Im Neuland vernetzt

Future of Work

Online-Kurse mit tausenden Teilnehmern können die Fort- und Weiterbildungskultur in Unternehmen revolutionieren. Doch dazu müssen sich zunächst die HR-Manager einem Wandel unterziehen.

Birgit Klesper hat ihren Mitarbeitern erst einmal großzügig Urlaub bewilligt. „Das hatten sie sich richtig verdient“, sagt die Managerin, die bei der Telekom stellvertretende Leiterin des Bereichs Transformational Change ist, so etwas wie ein Versuchslabor für neue Erkenntnisse in der betrieblichen Fort- und Weiterbildung. Klespers Team, das aus Personalern, Vertrieblern und Marketing-Experten besteht, hatte an Deutschlands erstem Corporate Massive Open Online Course (MOOC) manches Mal bis spät in den Abend hinein gearbeitet: Die Telekom-Mitarbeiter konzipierten Video-Vorträge von Experten, betreuten die Teilnehmer online und luden Fragebögen und Knobelaufgaben hoch.

Das Telekom-Team sammelte erste Erfahrungen damit, eine riesige digitale Fortbildungsserie zu organisieren. Die Anzahl der Teilnehmer war nach oben offen. Jeder Telekom-Mitarbeiter durfte mitmachen. „Wir rechneten mit nicht mehr als 500 Teilnehmern“, erinnert sich Klesper. Letztendlich nahmen 3.600 der über 200.000 Mitarbeiter teil, die weltweit für die Telekom tätig sind. „Wir haben Neuland bei der Mitarbeiter-Fortbildung betreten“, beurteilt Klesper ihre Erfahrung mit dem Kurs, der nach dreimonatiger Laufzeit am 30. Juni endete.

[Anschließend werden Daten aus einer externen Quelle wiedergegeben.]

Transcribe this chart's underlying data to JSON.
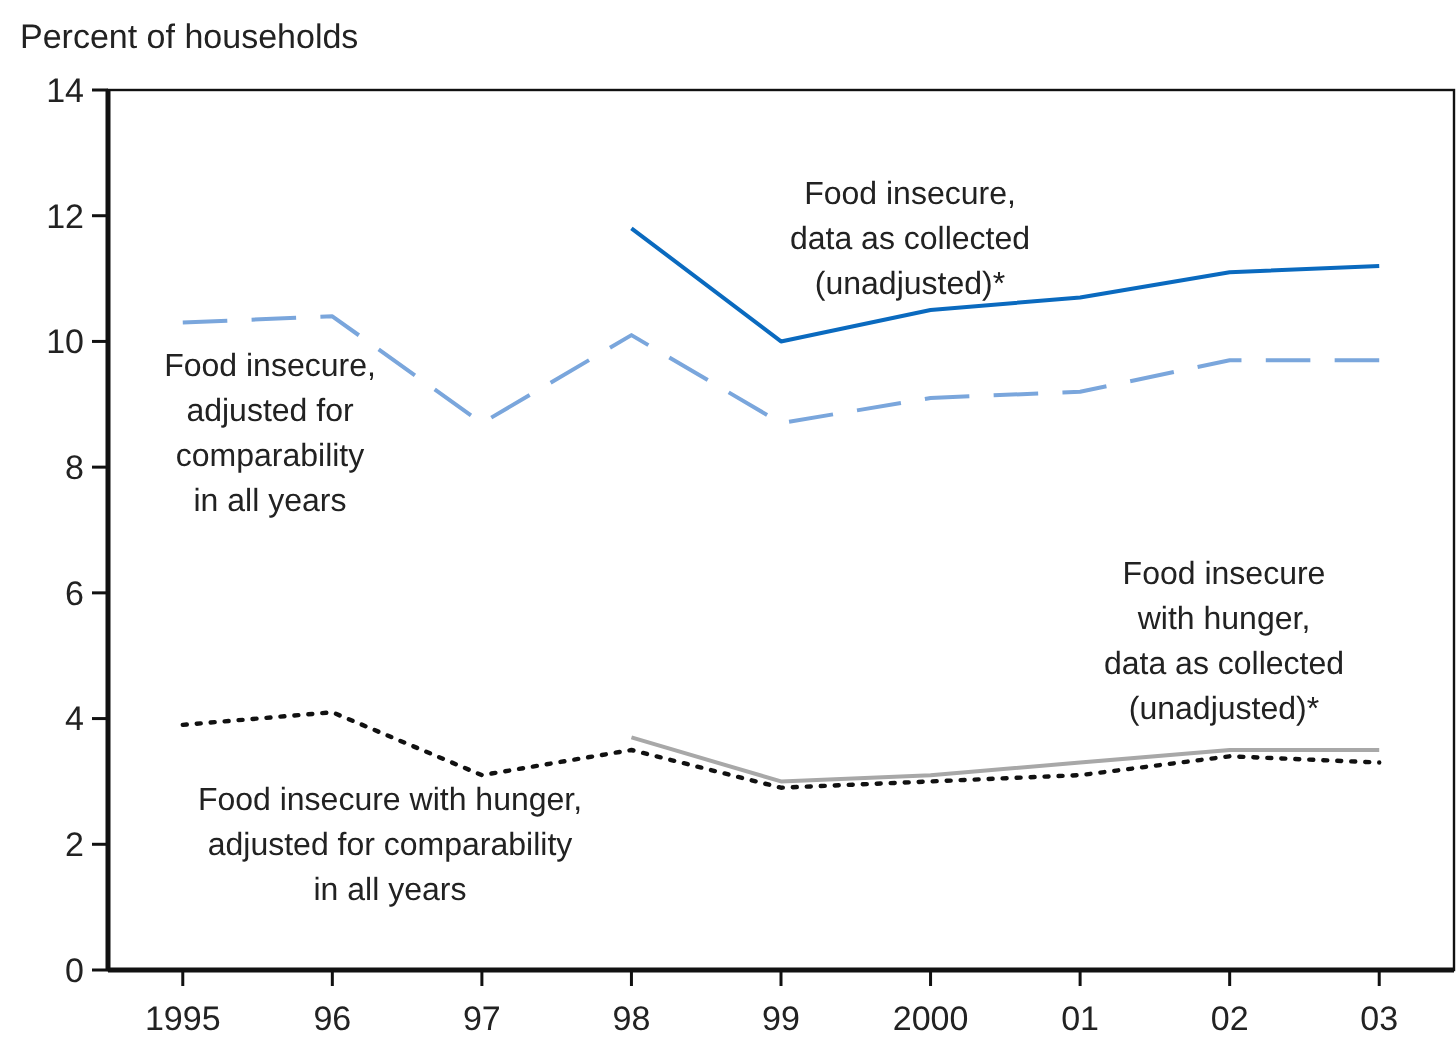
{
  "chart_data": {
    "type": "line",
    "ylabel": "Percent of households",
    "categories": [
      "1995",
      "96",
      "97",
      "98",
      "99",
      "2000",
      "01",
      "02",
      "03"
    ],
    "ylim": [
      0,
      14
    ],
    "yticks": [
      0,
      2,
      4,
      6,
      8,
      10,
      12,
      14
    ],
    "grid": false,
    "series": [
      {
        "name": "Food insecure,\nadjusted for\ncomparability\nin all years",
        "color": "#7aa6dc",
        "line_style": "dashed",
        "values": [
          10.3,
          10.4,
          8.7,
          10.1,
          8.7,
          9.1,
          9.2,
          9.7,
          9.7
        ]
      },
      {
        "name": "Food insecure,\ndata as collected\n(unadjusted)*",
        "color": "#0a6abf",
        "line_style": "solid",
        "values": [
          null,
          null,
          null,
          11.8,
          10.0,
          10.5,
          10.7,
          11.1,
          11.2
        ]
      },
      {
        "name": "Food insecure with hunger,\nadjusted for comparability\nin all years",
        "color": "#111111",
        "line_style": "dotted",
        "values": [
          3.9,
          4.1,
          3.1,
          3.5,
          2.9,
          3.0,
          3.1,
          3.4,
          3.3
        ]
      },
      {
        "name": "Food insecure\nwith hunger,\ndata as collected\n(unadjusted)*",
        "color": "#a8a8a8",
        "line_style": "solid",
        "values": [
          null,
          null,
          null,
          3.7,
          3.0,
          3.1,
          3.3,
          3.5,
          3.5
        ]
      }
    ]
  }
}
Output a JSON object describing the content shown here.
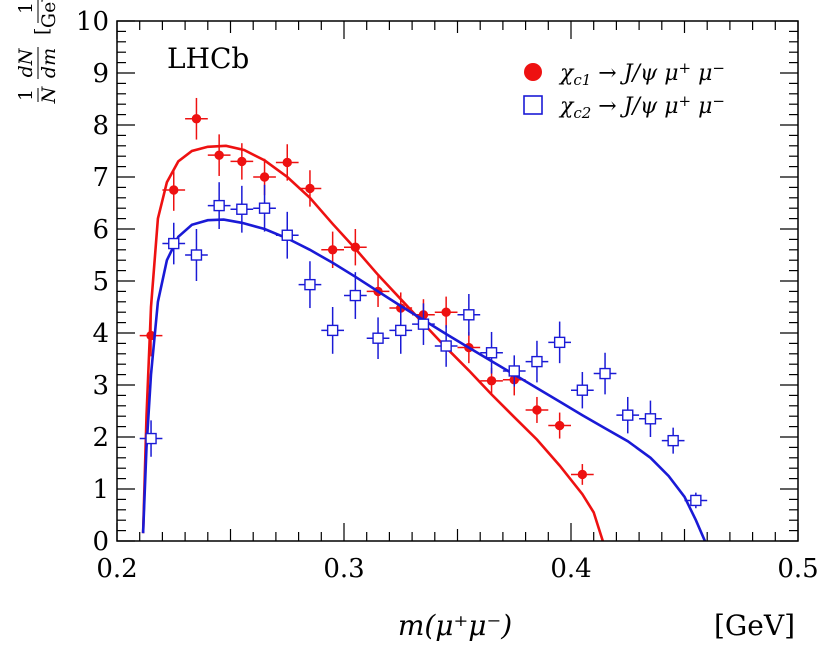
{
  "chart_data": {
    "type": "scatter",
    "title": "",
    "experiment_label": "LHCb",
    "xlabel": "m(μ⁺μ⁻)",
    "xlabel_unit": "[GeV]",
    "ylabel": {
      "prefix_num": "1",
      "prefix_den": "N",
      "deriv_num": "dN",
      "deriv_den": "dm",
      "unit_num": "1",
      "unit_den": "GeV"
    },
    "xlim": [
      0.2,
      0.5
    ],
    "ylim": [
      0,
      10
    ],
    "x_tick_labels": [
      "0.2",
      "0.3",
      "0.4",
      "0.5"
    ],
    "x_tick_values": [
      0.2,
      0.3,
      0.4,
      0.5
    ],
    "y_tick_labels": [
      "0",
      "1",
      "2",
      "3",
      "4",
      "5",
      "6",
      "7",
      "8",
      "9",
      "10"
    ],
    "y_tick_values": [
      0,
      1,
      2,
      3,
      4,
      5,
      6,
      7,
      8,
      9,
      10
    ],
    "bin_half_width": 0.005,
    "series": [
      {
        "name": "chi_c1 -> J/psi mu+ mu-",
        "legend": {
          "base": "χ",
          "sub": "c1",
          "rest": " → J/ψ μ",
          "sup1": "+",
          "mid": "μ",
          "sup2": "−"
        },
        "color": "#ee1111",
        "marker": "filled-circle",
        "x": [
          0.215,
          0.225,
          0.235,
          0.245,
          0.255,
          0.265,
          0.275,
          0.285,
          0.295,
          0.305,
          0.315,
          0.325,
          0.335,
          0.345,
          0.355,
          0.365,
          0.375,
          0.385,
          0.395,
          0.405
        ],
        "y": [
          3.95,
          6.75,
          8.12,
          7.42,
          7.3,
          7.0,
          7.28,
          6.78,
          5.6,
          5.65,
          4.8,
          4.48,
          4.35,
          4.4,
          3.72,
          3.08,
          3.1,
          2.52,
          2.22,
          1.28
        ],
        "err": [
          0.4,
          0.4,
          0.4,
          0.4,
          0.35,
          0.35,
          0.35,
          0.35,
          0.35,
          0.35,
          0.3,
          0.3,
          0.3,
          0.3,
          0.3,
          0.25,
          0.3,
          0.25,
          0.25,
          0.2
        ],
        "fit_x": [
          0.2115,
          0.213,
          0.215,
          0.218,
          0.222,
          0.227,
          0.233,
          0.24,
          0.248,
          0.256,
          0.265,
          0.275,
          0.285,
          0.295,
          0.305,
          0.315,
          0.325,
          0.335,
          0.345,
          0.355,
          0.365,
          0.375,
          0.385,
          0.395,
          0.405,
          0.41,
          0.414
        ],
        "fit_y": [
          0.15,
          2.4,
          4.5,
          6.2,
          6.9,
          7.3,
          7.5,
          7.58,
          7.6,
          7.52,
          7.32,
          7.0,
          6.6,
          6.1,
          5.62,
          5.12,
          4.65,
          4.18,
          3.72,
          3.28,
          2.82,
          2.38,
          1.95,
          1.45,
          0.9,
          0.55,
          0.0
        ]
      },
      {
        "name": "chi_c2 -> J/psi mu+ mu-",
        "legend": {
          "base": "χ",
          "sub": "c2",
          "rest": " → J/ψ μ",
          "sup1": "+",
          "mid": "μ",
          "sup2": "−"
        },
        "color": "#1a1ad6",
        "marker": "open-square",
        "x": [
          0.215,
          0.225,
          0.235,
          0.245,
          0.255,
          0.265,
          0.275,
          0.285,
          0.295,
          0.305,
          0.315,
          0.325,
          0.335,
          0.345,
          0.355,
          0.365,
          0.375,
          0.385,
          0.395,
          0.405,
          0.415,
          0.425,
          0.435,
          0.445,
          0.455
        ],
        "y": [
          1.97,
          5.72,
          5.5,
          6.45,
          6.38,
          6.4,
          5.88,
          4.93,
          4.05,
          4.72,
          3.9,
          4.05,
          4.17,
          3.75,
          4.35,
          3.62,
          3.27,
          3.45,
          3.82,
          2.9,
          3.22,
          2.42,
          2.35,
          1.93,
          0.78
        ],
        "err": [
          0.35,
          0.4,
          0.5,
          0.45,
          0.45,
          0.45,
          0.45,
          0.45,
          0.45,
          0.45,
          0.4,
          0.45,
          0.4,
          0.4,
          0.4,
          0.4,
          0.3,
          0.4,
          0.4,
          0.35,
          0.4,
          0.35,
          0.35,
          0.25,
          0.15
        ],
        "fit_x": [
          0.2115,
          0.213,
          0.215,
          0.218,
          0.222,
          0.227,
          0.233,
          0.24,
          0.247,
          0.255,
          0.265,
          0.275,
          0.285,
          0.295,
          0.305,
          0.315,
          0.325,
          0.335,
          0.345,
          0.355,
          0.365,
          0.375,
          0.385,
          0.395,
          0.405,
          0.415,
          0.425,
          0.435,
          0.443,
          0.45,
          0.455,
          0.459
        ],
        "fit_y": [
          0.15,
          1.8,
          3.2,
          4.6,
          5.4,
          5.85,
          6.08,
          6.17,
          6.18,
          6.12,
          6.0,
          5.82,
          5.6,
          5.35,
          5.08,
          4.8,
          4.52,
          4.25,
          3.98,
          3.72,
          3.46,
          3.2,
          2.94,
          2.68,
          2.42,
          2.17,
          1.92,
          1.6,
          1.25,
          0.85,
          0.4,
          0.0
        ]
      }
    ]
  }
}
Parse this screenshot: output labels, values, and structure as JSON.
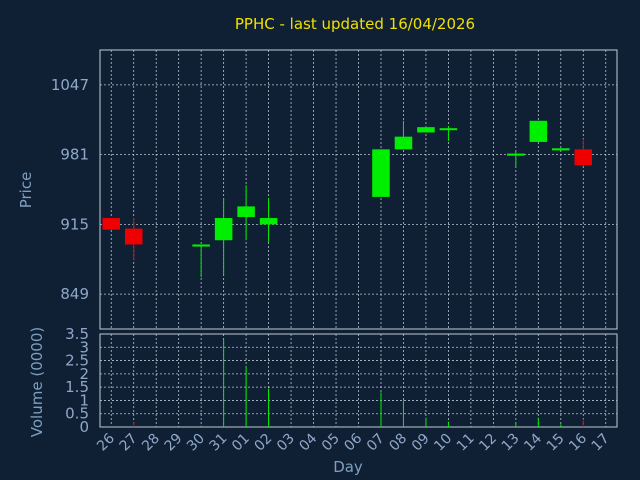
{
  "chart_data": [
    {
      "type": "candlestick",
      "title": "PPHC - last updated 16/04/2026",
      "ylabel": "Price",
      "ylim": [
        816,
        1080
      ],
      "yticks": [
        849,
        915,
        981,
        1047
      ],
      "grid": true,
      "x": [
        "26",
        "27",
        "28",
        "29",
        "30",
        "31",
        "01",
        "02",
        "03",
        "04",
        "05",
        "06",
        "07",
        "08",
        "09",
        "10",
        "11",
        "12",
        "13",
        "14",
        "15",
        "16",
        "17"
      ],
      "ohlc": [
        {
          "x": "26",
          "open": 921,
          "high": 921,
          "low": 910,
          "close": 910
        },
        {
          "x": "27",
          "open": 911,
          "high": 921,
          "low": 881,
          "close": 896
        },
        {
          "x": "30",
          "open": 894,
          "high": 894,
          "low": 865,
          "close": 896
        },
        {
          "x": "31",
          "open": 900,
          "high": 940,
          "low": 867,
          "close": 921
        },
        {
          "x": "01",
          "open": 922,
          "high": 952,
          "low": 900,
          "close": 932
        },
        {
          "x": "02",
          "open": 915,
          "high": 940,
          "low": 898,
          "close": 921
        },
        {
          "x": "07",
          "open": 941,
          "high": 986,
          "low": 941,
          "close": 986
        },
        {
          "x": "08",
          "open": 986,
          "high": 1013,
          "low": 986,
          "close": 998
        },
        {
          "x": "09",
          "open": 1002,
          "high": 1008,
          "low": 1002,
          "close": 1007
        },
        {
          "x": "10",
          "open": 1005,
          "high": 1008,
          "low": 994,
          "close": 1006
        },
        {
          "x": "13",
          "open": 980,
          "high": 984,
          "low": 970,
          "close": 982
        },
        {
          "x": "14",
          "open": 993,
          "high": 1013,
          "low": 993,
          "close": 1013
        },
        {
          "x": "15",
          "open": 985,
          "high": 987,
          "low": 985,
          "close": 987
        },
        {
          "x": "16",
          "open": 986,
          "high": 996,
          "low": 970,
          "close": 971
        }
      ],
      "colors": {
        "up": "#00ee00",
        "down": "#ee0000"
      }
    },
    {
      "type": "bar",
      "ylabel": "Volume (0000)",
      "xlabel": "Day",
      "ylim": [
        0,
        3.5
      ],
      "yticks": [
        "0",
        "0.5",
        "1",
        "1.5",
        "2",
        "2.5",
        "3",
        "3.5"
      ],
      "x": [
        "26",
        "27",
        "28",
        "29",
        "30",
        "31",
        "01",
        "02",
        "03",
        "04",
        "05",
        "06",
        "07",
        "08",
        "09",
        "10",
        "11",
        "12",
        "13",
        "14",
        "15",
        "16",
        "17"
      ],
      "values": [
        0.02,
        0.2,
        0,
        0,
        0.05,
        3.3,
        2.3,
        1.45,
        0,
        0,
        0,
        0,
        1.3,
        1.0,
        0.35,
        0.2,
        0,
        0,
        0.15,
        0.35,
        0.1,
        0.3,
        0
      ],
      "bar_colors": [
        "red",
        "red",
        "green",
        "green",
        "green",
        "green",
        "green",
        "green",
        "green",
        "green",
        "green",
        "green",
        "green",
        "green",
        "green",
        "green",
        "green",
        "green",
        "green",
        "green",
        "green",
        "red",
        "green"
      ]
    }
  ]
}
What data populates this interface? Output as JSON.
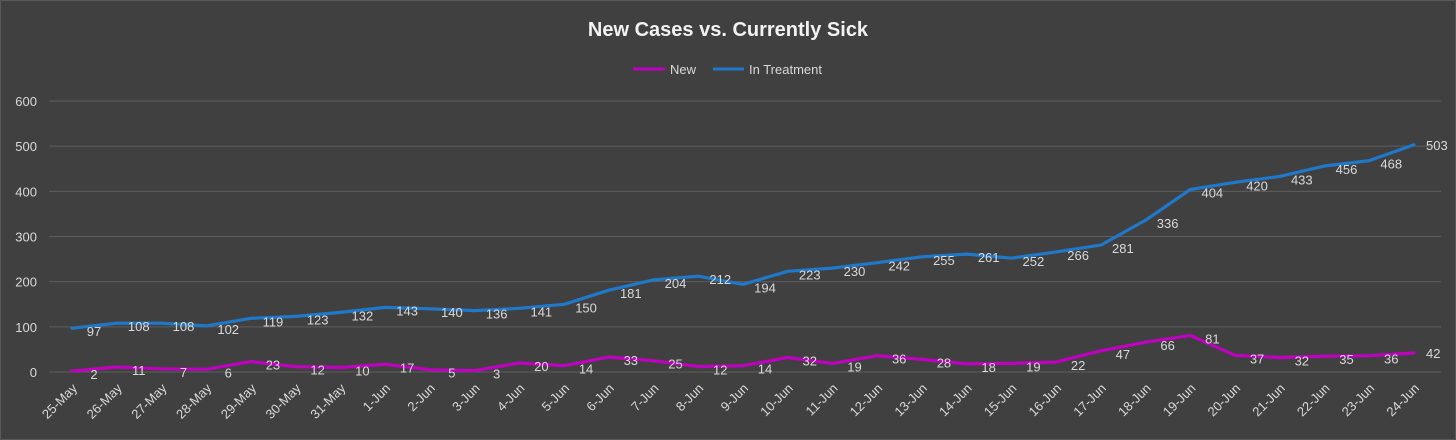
{
  "chart_data": {
    "type": "line",
    "title": "New Cases vs. Currently Sick",
    "xlabel": "",
    "ylabel": "",
    "ylim": [
      0,
      600
    ],
    "yticks": [
      0,
      100,
      200,
      300,
      400,
      500,
      600
    ],
    "grid": true,
    "legend_position": "top-center",
    "categories": [
      "25-May",
      "26-May",
      "27-May",
      "28-May",
      "29-May",
      "30-May",
      "31-May",
      "1-Jun",
      "2-Jun",
      "3-Jun",
      "4-Jun",
      "5-Jun",
      "6-Jun",
      "7-Jun",
      "8-Jun",
      "9-Jun",
      "10-Jun",
      "11-Jun",
      "12-Jun",
      "13-Jun",
      "14-Jun",
      "15-Jun",
      "16-Jun",
      "17-Jun",
      "18-Jun",
      "19-Jun",
      "20-Jun",
      "21-Jun",
      "22-Jun",
      "23-Jun",
      "24-Jun"
    ],
    "series": [
      {
        "name": "New",
        "color": "#c000c0",
        "values": [
          2,
          11,
          7,
          6,
          23,
          12,
          10,
          17,
          5,
          3,
          20,
          14,
          33,
          25,
          12,
          14,
          32,
          19,
          36,
          28,
          18,
          19,
          22,
          47,
          66,
          81,
          37,
          32,
          35,
          36,
          42
        ]
      },
      {
        "name": "In Treatment",
        "color": "#1f78c8",
        "values": [
          97,
          108,
          108,
          102,
          119,
          123,
          132,
          143,
          140,
          136,
          141,
          150,
          181,
          204,
          212,
          194,
          223,
          230,
          242,
          255,
          261,
          252,
          266,
          281,
          336,
          404,
          420,
          433,
          456,
          468,
          503
        ]
      }
    ]
  }
}
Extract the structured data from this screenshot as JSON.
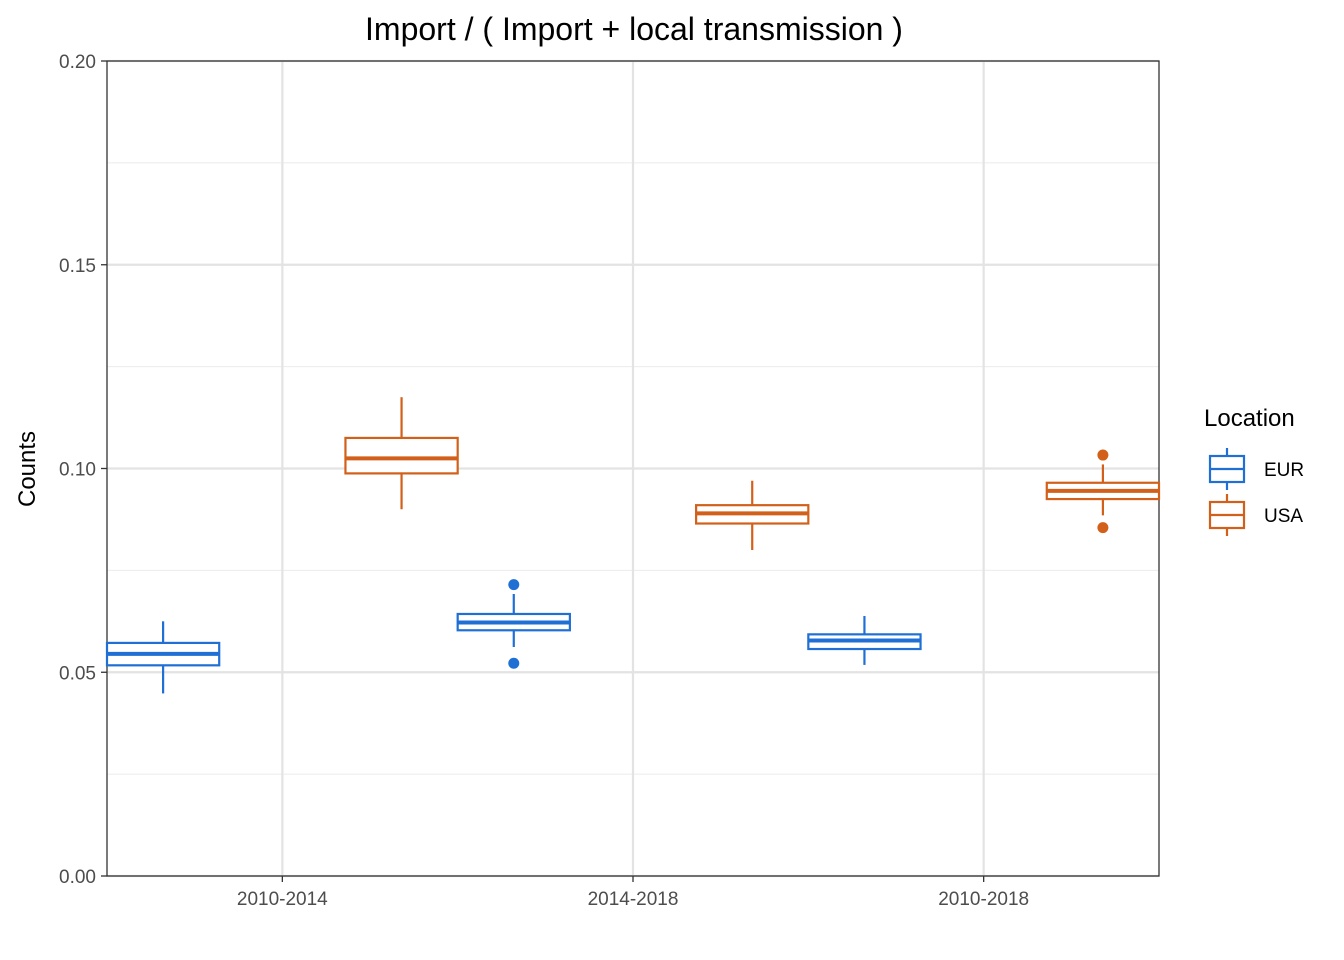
{
  "chart_data": {
    "type": "box",
    "title": "Import / ( Import + local transmission )",
    "xlabel": "",
    "ylabel": "Counts",
    "ylim": [
      0,
      0.2
    ],
    "yticks": [
      0.0,
      0.05,
      0.1,
      0.15,
      0.2
    ],
    "ytick_labels": [
      "0.00",
      "0.05",
      "0.10",
      "0.15",
      "0.20"
    ],
    "categories": [
      "2010-2014",
      "2014-2018",
      "2010-2018"
    ],
    "grid": true,
    "legend": {
      "title": "Location",
      "position": "right"
    },
    "series": [
      {
        "name": "EUR",
        "color": "#1f6fd4",
        "boxes": [
          {
            "whisker_low": 0.0448,
            "q1": 0.0517,
            "median": 0.0545,
            "q3": 0.0572,
            "whisker_high": 0.0625,
            "outliers": []
          },
          {
            "whisker_low": 0.0562,
            "q1": 0.0603,
            "median": 0.0622,
            "q3": 0.0643,
            "whisker_high": 0.0692,
            "outliers": [
              0.0715,
              0.0522
            ]
          },
          {
            "whisker_low": 0.0518,
            "q1": 0.0557,
            "median": 0.0578,
            "q3": 0.0593,
            "whisker_high": 0.0638,
            "outliers": []
          }
        ]
      },
      {
        "name": "USA",
        "color": "#d2601a",
        "boxes": [
          {
            "whisker_low": 0.09,
            "q1": 0.0988,
            "median": 0.1025,
            "q3": 0.1075,
            "whisker_high": 0.1175,
            "outliers": []
          },
          {
            "whisker_low": 0.08,
            "q1": 0.0865,
            "median": 0.089,
            "q3": 0.091,
            "whisker_high": 0.097,
            "outliers": []
          },
          {
            "whisker_low": 0.0885,
            "q1": 0.0925,
            "median": 0.0945,
            "q3": 0.0965,
            "whisker_high": 0.101,
            "outliers": [
              0.1033,
              0.0855
            ]
          }
        ]
      }
    ]
  }
}
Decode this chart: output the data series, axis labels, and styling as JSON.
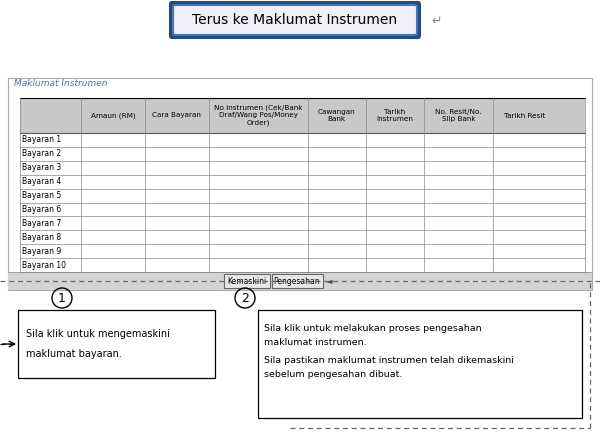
{
  "title": "Terus ke Maklumat Instrumen",
  "section_label": "Maklumat Instrumen",
  "col_headers": [
    "",
    "Amaun (RM)",
    "Cara Bayaran",
    "No Instrumen (Cek/Bank\nDraf/Wang Pos/Money\nOrder)",
    "Cawangan\nBank",
    "Tarikh\nInstrumen",
    "No. Resit/No.\nSlip Bank",
    "Tarikh Resit"
  ],
  "rows": [
    "Bayaran 1",
    "Bayaran 2",
    "Bayaran 3",
    "Bayaran 4",
    "Bayaran 5",
    "Bayaran 6",
    "Bayaran 7",
    "Bayaran 8",
    "Bayaran 9",
    "Bayaran 10"
  ],
  "buttons": [
    "Kemaskini",
    "Pengesahan"
  ],
  "circle1_label": "1",
  "circle2_label": "2",
  "text_box1_line1": "Sila klik untuk mengemaskini",
  "text_box1_line2": "maklumat bayaran.",
  "text_box2_lines": [
    "Sila klik untuk melakukan proses pengesahan",
    "maklumat instrumen.",
    "Sila pastikan maklumat instrumen telah dikemaskini",
    "sebelum pengesahan dibuat."
  ],
  "bg_color": "#ffffff",
  "header_bg": "#c8c8c8",
  "blue_border": "#1f4e79",
  "blue_border2": "#4472c4",
  "section_text_color": "#4472c4",
  "dashed_color": "#666666",
  "grid_color": "#888888",
  "col_props": [
    0.108,
    0.113,
    0.113,
    0.175,
    0.103,
    0.103,
    0.123,
    0.11
  ]
}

MOOCs sind eine noch junge, aber für Unternehmen und Universitäten vielversprechende Form der Lehre. Die Online-Kurse, bei denen Teilnehmer statt im Hörsaal vor dem Laptop sitzen, entstanden vor zwei Jahren an amerikanischen Universitäten. Seitdem locken die kostenlosen Uni-Veranstaltungen Teilnehmer aus aller Welt, an Kursen von Hochschulen weltweit teilzunehmen, ohne ins Flugzeug steigen zu müssen. Besonders beliebt sind Kurse von Star-Professoren aus amerikanischen Elite-Universitäten wie Harvard und Stanford. Sie halten MOOCs mit über 150.000 Teilnehmern.

Viele Experten sagen: Solche Online-Kurse werden die Art, wie und wo Menschen lernen, in Zukunft radikal verändern. Deshalb versuchen mit ihnen seit Kurzem auch Unternehmen, ihre Fort- und Weiterbildungsprogramme zu revolutionieren. Sie wollen ihr E-Learning aufwerten – oder gleich ganz ersetzen. Denn MOOCs bieten die Möglichkeit zur Zusammenarbeit und Vernetzung unter den Mitarbeitern. Diese Interaktion gepaart mit elektronischer Wissensvermittlung ist dem klassischen E-Learning bei Weitem überlegen, das im Ruf steht, nur die digitale Variante vom verstaubten Büffeln im Schulbuch zu sein.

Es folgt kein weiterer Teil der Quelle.